A narrativa de "Flow" avança em duas vias, paralelamente. Apesar de não se comunicarem, elas são igualmente interessantes, fazendo dessa animação de baixo custo, feita por um país sem tradição no segmento (a Letônia, ex-república soviética que conquistou sua independência há apenas 35 anos), um dos destaques do Oscar.
Com duas indicações, na categoria específica de animação e de melhor produção internacional, o filme de Gints Zilbalodis, em cartaz nos cinemas, exibe, num primeiro plano, a história de um gato solitário que, após uma forte inundação na região onde mora, luta pela sobrevivência ao lado de outros bichos que vai conhecendo pelo caminho.

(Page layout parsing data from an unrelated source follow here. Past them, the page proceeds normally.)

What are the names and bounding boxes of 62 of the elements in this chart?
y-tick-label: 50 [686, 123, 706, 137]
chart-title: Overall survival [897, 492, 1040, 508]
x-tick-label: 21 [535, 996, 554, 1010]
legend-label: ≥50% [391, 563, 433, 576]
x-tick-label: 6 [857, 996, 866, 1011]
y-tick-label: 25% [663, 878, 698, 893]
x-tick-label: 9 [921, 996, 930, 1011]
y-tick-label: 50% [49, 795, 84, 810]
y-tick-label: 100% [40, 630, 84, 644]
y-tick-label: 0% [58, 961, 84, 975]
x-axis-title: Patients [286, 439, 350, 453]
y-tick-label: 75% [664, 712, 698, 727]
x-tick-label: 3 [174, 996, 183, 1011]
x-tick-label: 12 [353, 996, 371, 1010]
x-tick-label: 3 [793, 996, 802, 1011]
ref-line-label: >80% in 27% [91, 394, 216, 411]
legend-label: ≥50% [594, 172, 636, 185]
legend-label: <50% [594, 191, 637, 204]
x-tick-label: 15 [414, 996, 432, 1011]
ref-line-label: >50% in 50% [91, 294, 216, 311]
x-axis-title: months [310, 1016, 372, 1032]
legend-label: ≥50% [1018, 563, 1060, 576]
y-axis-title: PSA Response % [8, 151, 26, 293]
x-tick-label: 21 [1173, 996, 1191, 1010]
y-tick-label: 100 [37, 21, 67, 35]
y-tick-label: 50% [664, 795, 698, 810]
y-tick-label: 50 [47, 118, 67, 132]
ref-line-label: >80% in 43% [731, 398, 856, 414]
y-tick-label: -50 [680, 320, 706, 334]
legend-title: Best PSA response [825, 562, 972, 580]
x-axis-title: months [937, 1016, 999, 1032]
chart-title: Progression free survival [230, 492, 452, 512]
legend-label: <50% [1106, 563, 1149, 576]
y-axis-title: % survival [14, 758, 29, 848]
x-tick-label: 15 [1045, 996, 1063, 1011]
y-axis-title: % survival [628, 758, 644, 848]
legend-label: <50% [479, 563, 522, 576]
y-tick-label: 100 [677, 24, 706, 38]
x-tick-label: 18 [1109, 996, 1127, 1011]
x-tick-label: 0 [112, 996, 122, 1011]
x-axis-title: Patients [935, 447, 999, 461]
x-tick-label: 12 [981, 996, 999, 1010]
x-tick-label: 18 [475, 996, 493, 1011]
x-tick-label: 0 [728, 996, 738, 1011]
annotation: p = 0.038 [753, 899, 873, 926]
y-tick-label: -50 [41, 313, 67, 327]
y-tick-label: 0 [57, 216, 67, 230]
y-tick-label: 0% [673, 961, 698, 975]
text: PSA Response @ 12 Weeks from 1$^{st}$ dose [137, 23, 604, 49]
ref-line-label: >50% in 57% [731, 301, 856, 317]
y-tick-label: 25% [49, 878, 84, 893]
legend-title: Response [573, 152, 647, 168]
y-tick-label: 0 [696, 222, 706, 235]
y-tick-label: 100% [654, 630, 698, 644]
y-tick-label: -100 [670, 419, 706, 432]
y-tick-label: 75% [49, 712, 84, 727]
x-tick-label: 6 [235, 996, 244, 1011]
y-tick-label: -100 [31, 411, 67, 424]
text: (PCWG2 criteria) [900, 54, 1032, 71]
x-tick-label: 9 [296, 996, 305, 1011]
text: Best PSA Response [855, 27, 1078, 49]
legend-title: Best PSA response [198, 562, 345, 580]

Essa parte mais evidente já é, por si só, um achado, porque não há diálogos. O filme consegue nos prender de outras maneiras, especialmente na condução de sua "câmera", que ora acompanha o gato em suas andanças, ora examina o entorno do personagem, numa forma bastante original, como se fosse um narrador silencioso daquela realidade.
Não se trata de qualquer realidade, é bom que se diga. A fuga dos animais não acontece de maneira despropositada. Cada ação, cada encontro, tem um objetivo, no sentido de humanizar os personagens, que vão, cada vez mais, evidenciando sentimentos e decisões, tornando indivíduos com personalidades muito desenvolvidas.
O que vale até para o cachorro que surge, primeiramente, meio bobalhão, mas que, muitas vezes, revela um grande caráter, com um sentido aguçado de coletividade e altruísmo. Esse é, por sinal, um dos temas mais marcantes de "Flow", atentando-se para a maneira como a bicharada precisa se organizar para sobreviver ao dilúvio.
O gato é, curiosamente, o personagem que menos se complexifica, agindo por respostas mais instintivas, diferentemente da capivara, que antes só pensava em dormir e é o primeiro a tomar a ação de salvar um grupo de animais quando estão num barco à deriva. Há também um lêmure apegado a objetos e que se vê obrigado a decidir entre eles e seus amigos.
Desta forma, o gato é um protagonista meramente observador, sem agir preponderantemente na ação. É o que nos leva a segunda via do filme, que traz um caráter mais misterioso, espiritual até. Em primeiro lugar, se verifica que não surge nenhum humano durante a história. Apenas resquícios deles, que nos fazem criar conjecturas.
Uma delas é de que, devido à emergência da inundação, todos saíram às pressas para o mais longe do lugar. O pouco que se vê nos leva a pensar que estavam ali num passado recente (talvez horas). O próprio gato nos sinaliza para isso, ao permanecer numa casa onde vemos esboços de esculturas e uma cama semi-arrumada.
Chama a atenção o fato de haver grandes esculturas de felinos no jardim da casa. Só deles. Esses objetos fazem uma conexão com monolitos altos e estreitos que perfazem o caminho da turma de bichos. Aparentemente, esse dilúvio já era aguardado por alguns povos, o que se confirma quando a trupe chega a uma espécie de santuário.
Um dos animais vai na direção de um local que parece feito um altar de sacrifícios e contato espiritual. Tudo isso somado nos faz cogitar a possibilidade de uma razão mística para o dilúvio e o que pode ser a extinção da espécie humana, talvez uma resposta aos cataclismas climáticos que estamos assistindo cada vez mais.
Ainda dentro dessa leitura especulativa, quando a inundação repentinamente se interrompe, os bichos veem uma poça no chão e todos eles, ao mesmo tempo, se miram no espelho d'água, como se dissessem que, a partir daquele momento, seria necessário que observassem, de maneira coletiva - e tudo o que aconteceu antes foi uma espécie de aprendizado.
Assim, nesta "arca de Noé" sem Noé temos, como na Bíblia, uma história que fala sobre, possivelmente, um castigo recebido devido à ação humana.Mas nada é explicitado, o que torna essa segunda narrativa fascinante, com os animais dando maior valor a sentimentos que foram esquecidos, principalmente a solidariedade.
Além desse conteúdo cheio de sutilezas, Zilbalodis também conseguiu, a partir de um programa gratuito de computação gráfica, uma animação que, se não é rica em detalhes (como o desenho de pêlos e da água), consegue ir ao essencial para nos envolver e colocar o Letão no mapa da produção cinematográfica mundial.